I have now spent a good few years working with financial services firms and can confidently say that the perpetual change is the only constant in global capital markets – that, and the fact that it’s difficult to get bored! Looking ahead, after a thrilling
2019, 2020 promises to be another interesting year for capital markets participants. Here is the 2020 edition of my six predictions on technology trends that will dominate the marketplace.
- Mutualisation of post-trade services. The concept of mutualising costs in non-differentiating post-trade functions has been a point of discussion amongst market participants for at least a few years. While the benefits of this approach have always
been evident, the uptake of mutualised services has been relatively slow due to an insufficient strategic alignment between industry participants, as well as other issues such as the lack of standardised processes in the post-trade space. Nevertheless, existing
regulations such as MIFID II as well as upcoming regulatory mandates such as the Securities Financing Transactions Regulation (SFTR) are driving post-trade mutualisation higher up the agenda. While the practical implications pertaining to service integration
and interoperability will need to be addressed, next year we will likely see a greater appetite for this approach.
- Continued expansion of the hybrid cloud. Cloud, without a doubt, is an established entity in global financial markets but we will likely see new innovations and a significantly enhanced scale of cloud applicability in 2020. Forrester Research predicts
that the use of high-performance computing (HPC) in the public cloud, which historically has been difficult to achieve, will see growth to 40% in the coming year. A key reason why this is now considered possible is the ever-increasing uptake of the hybrid
cloud which enables financial services firms to combine the best of both worlds – an on-premises, private cloud with third-party, public cloud services – equipping them with a robust and secure infrastructure, while also supplying an impressive computing power
which is key to testing and rolling out new solutions.

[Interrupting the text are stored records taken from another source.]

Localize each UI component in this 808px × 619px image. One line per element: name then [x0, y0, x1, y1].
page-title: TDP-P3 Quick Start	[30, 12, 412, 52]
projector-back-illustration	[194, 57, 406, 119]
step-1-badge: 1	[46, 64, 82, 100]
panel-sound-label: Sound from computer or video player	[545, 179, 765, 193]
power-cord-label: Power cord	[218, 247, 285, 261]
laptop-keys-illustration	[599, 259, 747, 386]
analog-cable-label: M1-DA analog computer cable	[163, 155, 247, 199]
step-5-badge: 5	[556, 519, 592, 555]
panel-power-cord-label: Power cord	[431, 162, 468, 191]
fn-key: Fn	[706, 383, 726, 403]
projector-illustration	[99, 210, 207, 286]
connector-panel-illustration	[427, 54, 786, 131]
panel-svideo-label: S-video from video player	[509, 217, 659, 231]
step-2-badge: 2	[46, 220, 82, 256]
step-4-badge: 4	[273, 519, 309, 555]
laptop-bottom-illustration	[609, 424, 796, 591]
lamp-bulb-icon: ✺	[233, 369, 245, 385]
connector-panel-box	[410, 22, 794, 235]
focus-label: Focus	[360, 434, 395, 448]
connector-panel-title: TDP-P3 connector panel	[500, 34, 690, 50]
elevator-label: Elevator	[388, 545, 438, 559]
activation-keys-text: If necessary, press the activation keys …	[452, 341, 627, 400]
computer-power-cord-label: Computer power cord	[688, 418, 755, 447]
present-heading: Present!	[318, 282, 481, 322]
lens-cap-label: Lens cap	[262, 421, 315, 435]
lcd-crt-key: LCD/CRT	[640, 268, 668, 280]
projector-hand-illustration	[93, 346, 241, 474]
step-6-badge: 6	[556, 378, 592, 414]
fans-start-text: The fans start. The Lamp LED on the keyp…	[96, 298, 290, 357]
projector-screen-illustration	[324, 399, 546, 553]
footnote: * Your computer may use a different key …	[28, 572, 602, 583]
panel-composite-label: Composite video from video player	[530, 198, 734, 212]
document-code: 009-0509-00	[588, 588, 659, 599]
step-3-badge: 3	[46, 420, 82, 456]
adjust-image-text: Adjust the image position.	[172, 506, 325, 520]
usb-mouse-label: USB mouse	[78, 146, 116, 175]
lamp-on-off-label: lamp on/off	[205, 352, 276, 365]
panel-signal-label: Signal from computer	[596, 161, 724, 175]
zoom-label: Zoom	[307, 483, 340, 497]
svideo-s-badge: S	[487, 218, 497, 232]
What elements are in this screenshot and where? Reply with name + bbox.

- Electronification of fixed income. Fixed income is often referred to as the last stronghold of the “old school” trading, where the majority of trades continue to be negotiated over the phone. But automated trading is becoming increasingly prevalent
in this market too and 2020 will likely mark a sea change in the electronification of fixed income, especially as the push for cost-cutting and transparency continue to dominate the markets.
- Impact of the real-life application of blockchain. Over the past 12 months we have seen the industry move from what one may call exaggerated excitement to healthy realism with regards to real-life applicability of blockchain systems. We will see
this trend continue into 2020 with an increasingly focused application of blockchain, targeting specific inefficiencies in the marketplace. What is more, some of the most high-profile blockchain projects are expected to go live in 2020.

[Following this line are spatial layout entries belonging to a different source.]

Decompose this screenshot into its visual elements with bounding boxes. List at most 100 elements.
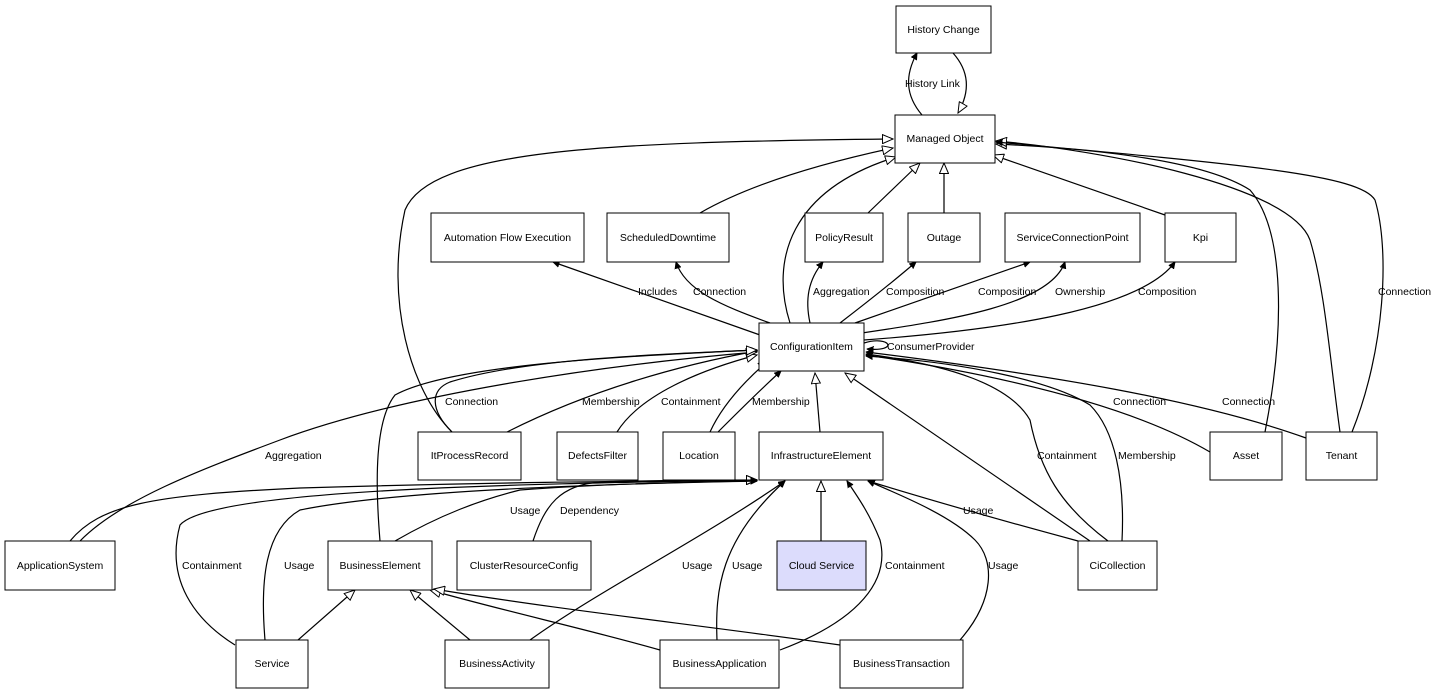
label-membership-loc: Membership bbox=[752, 396, 810, 408]
edge-composition-kpi bbox=[863, 262, 1175, 341]
label-usage-btrans: Usage bbox=[988, 560, 1019, 572]
edge-membership-itpr bbox=[506, 351, 757, 433]
node-kpi[interactable]: Kpi bbox=[1164, 212, 1237, 263]
node-tenant[interactable]: Tenant bbox=[1305, 431, 1378, 481]
node-location[interactable]: Location bbox=[662, 431, 736, 481]
label-membership-cicoll: Membership bbox=[1118, 450, 1176, 462]
label-aggregation-as: Aggregation bbox=[265, 450, 322, 462]
edges bbox=[69, 52, 1384, 651]
node-configuration-item[interactable]: ConfigurationItem bbox=[758, 322, 865, 372]
edge-businesselement-inherit-ci bbox=[376, 350, 757, 542]
label-composition-kpi: Composition bbox=[1138, 286, 1197, 298]
node-label: ConfigurationItem bbox=[770, 341, 853, 353]
node-service[interactable]: Service bbox=[235, 639, 309, 689]
label-containment-bapp: Containment bbox=[885, 560, 945, 572]
edge-includes bbox=[553, 262, 761, 336]
node-label: ScheduledDowntime bbox=[620, 232, 716, 244]
edge-labels: History Link Includes Connection Aggrega… bbox=[182, 78, 1431, 572]
node-label: Location bbox=[679, 450, 719, 462]
edge-usage-businesstransaction bbox=[868, 481, 990, 641]
edge-membership-loc bbox=[717, 371, 781, 433]
node-managed-object[interactable]: Managed Object bbox=[894, 114, 996, 164]
edge-kpi-inherit-mo bbox=[993, 155, 1166, 216]
label-connection-tenant: Connection bbox=[1222, 396, 1275, 408]
edge-connection-scheduleddowntime bbox=[676, 262, 771, 324]
edge-membership-cicollection bbox=[866, 356, 1124, 542]
node-scheduled-downtime[interactable]: ScheduledDowntime bbox=[606, 212, 730, 263]
node-ci-collection[interactable]: CiCollection bbox=[1077, 540, 1158, 591]
edge-consumer-provider bbox=[863, 340, 889, 350]
node-label: PolicyResult bbox=[815, 232, 873, 244]
edge-composition-outage bbox=[839, 262, 916, 324]
node-application-system[interactable]: ApplicationSystem bbox=[4, 540, 116, 591]
node-label: DefectsFilter bbox=[568, 450, 627, 462]
node-history-change[interactable]: History Change bbox=[895, 5, 992, 54]
label-aggregation-pr: Aggregation bbox=[813, 286, 870, 298]
node-label: BusinessElement bbox=[339, 560, 420, 572]
edge-usage-service bbox=[262, 481, 757, 641]
node-automation-flow-execution[interactable]: Automation Flow Execution bbox=[430, 212, 585, 263]
node-label: Kpi bbox=[1193, 232, 1208, 244]
edge-history-link bbox=[907, 53, 923, 116]
node-label: History Change bbox=[907, 24, 980, 36]
node-policy-result[interactable]: PolicyResult bbox=[804, 212, 884, 263]
node-asset[interactable]: Asset bbox=[1209, 431, 1283, 481]
label-composition-scp: Composition bbox=[978, 286, 1037, 298]
edge-tenant-connection-mo bbox=[996, 142, 1384, 433]
label-membership-itpr: Membership bbox=[582, 396, 640, 408]
node-business-transaction[interactable]: BusinessTransaction bbox=[839, 639, 964, 689]
node-business-element[interactable]: BusinessElement bbox=[327, 540, 433, 591]
node-infrastructure-element[interactable]: InfrastructureElement bbox=[758, 431, 884, 481]
edge-containment-cicollection bbox=[866, 354, 1109, 542]
node-label: ItProcessRecord bbox=[431, 450, 509, 462]
node-label: Tenant bbox=[1326, 450, 1358, 462]
node-label: BusinessActivity bbox=[459, 658, 536, 670]
label-containment-service: Containment bbox=[182, 560, 242, 572]
node-label: BusinessApplication bbox=[673, 658, 767, 670]
label-connection-itpr: Connection bbox=[445, 396, 498, 408]
label-usage-cicoll: Usage bbox=[963, 505, 994, 517]
node-it-process-record[interactable]: ItProcessRecord bbox=[417, 431, 522, 481]
edge-containment-df bbox=[616, 355, 757, 433]
edge-usage-businessactivity bbox=[529, 481, 785, 641]
node-label: Automation Flow Execution bbox=[444, 232, 571, 244]
edge-infra-inherit-ci bbox=[815, 373, 820, 433]
edge-containment-service bbox=[175, 480, 757, 646]
node-label: InfrastructureElement bbox=[771, 450, 871, 462]
edge-history-change-inherit bbox=[952, 52, 966, 113]
node-label: CiCollection bbox=[1089, 560, 1145, 572]
node-business-activity[interactable]: BusinessActivity bbox=[444, 639, 550, 689]
node-service-connection-point[interactable]: ServiceConnectionPoint bbox=[1004, 212, 1141, 263]
node-cloud-service[interactable]: Cloud Service bbox=[776, 540, 867, 591]
edge-containment-businessapplication bbox=[779, 481, 883, 651]
edge-policyresult-inherit-mo bbox=[867, 163, 920, 214]
node-label: BusinessTransaction bbox=[853, 658, 950, 670]
label-usage-bapp: Usage bbox=[732, 560, 763, 572]
label-containment-df: Containment bbox=[661, 396, 721, 408]
node-outage[interactable]: Outage bbox=[907, 212, 981, 263]
edge-usage-cicollection bbox=[868, 481, 1079, 542]
label-history-link: History Link bbox=[905, 78, 961, 90]
label-connection-tenant-mo: Connection bbox=[1378, 286, 1431, 298]
node-label: ApplicationSystem bbox=[17, 560, 104, 572]
edge-itprocessrecord-inherit-mo bbox=[397, 139, 893, 433]
label-ownership: Ownership bbox=[1055, 286, 1105, 298]
edge-ownership bbox=[861, 262, 1065, 334]
edge-businessactivity-inherit-be bbox=[410, 590, 471, 641]
edge-configurationitem-inherit-mo bbox=[782, 157, 896, 324]
edge-tenant-conn-ci bbox=[866, 352, 1307, 439]
label-composition-outage: Composition bbox=[886, 286, 945, 298]
edge-service-inherit-be bbox=[297, 590, 355, 641]
nodes: History Change Managed Object Automation… bbox=[4, 5, 1378, 689]
edge-itprocessrecord-conn-ci bbox=[434, 350, 757, 433]
edge-aggregation-policyresult bbox=[807, 262, 823, 324]
node-business-application[interactable]: BusinessApplication bbox=[659, 639, 780, 689]
label-containment-cicoll: Containment bbox=[1037, 450, 1097, 462]
label-connection-sd: Connection bbox=[693, 286, 746, 298]
node-cluster-resource-config[interactable]: ClusterResourceConfig bbox=[456, 540, 592, 591]
edge-scheduleddowntime-inherit-mo bbox=[699, 148, 893, 214]
node-defects-filter[interactable]: DefectsFilter bbox=[556, 431, 639, 481]
label-consumer-provider: ConsumerProvider bbox=[887, 341, 975, 353]
edge-aggregation-applicationsystem bbox=[79, 352, 757, 542]
node-label: ServiceConnectionPoint bbox=[1016, 232, 1128, 244]
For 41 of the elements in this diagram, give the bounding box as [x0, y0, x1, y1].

- Market consolidation. 2019 has been the year of major deals, kicking off with the Nasdaq-Euronext battle over Oslo Bors, with Euronext emerging as the winner; LSE-Refinitiv mega-merger, with far reaching implications for a range of market participants
across the financial universe; SIX Group-Euronext tussle over Spanish stock exchange BME; Charles Schwab's $26 billion acquisition of TD Ameritrade, merging two of the leaders of the online brokerage industry; as well as, most recently, Cboe Global Markets
acquisition of EuroCCP, the largest pan-European equities clearing house. In the current environment of thin margins and high operating costs, this trend is more than likely to continue into the new year. It will present opportunities, as well as challenges
to financial technology firms, with potentially opening new markets, but also leading to an increased scrutiny in the cases where their services are being used by an acquisition target.
- Automation. The growing uptake of AI tools was one of the trends I expected to see in 2019. That prediction has proven to be amply true, with more and more firms seeing the value in leveraging machine learning (ML) and robotic processes to automate
their systems. Financial services no longer need to be convinced of the business value that lies in automation. Augmenting business efficiency while also increasing employee productivity is the number one priority among the firms I speak with daily, and that
will further spur the adoption of AI tools.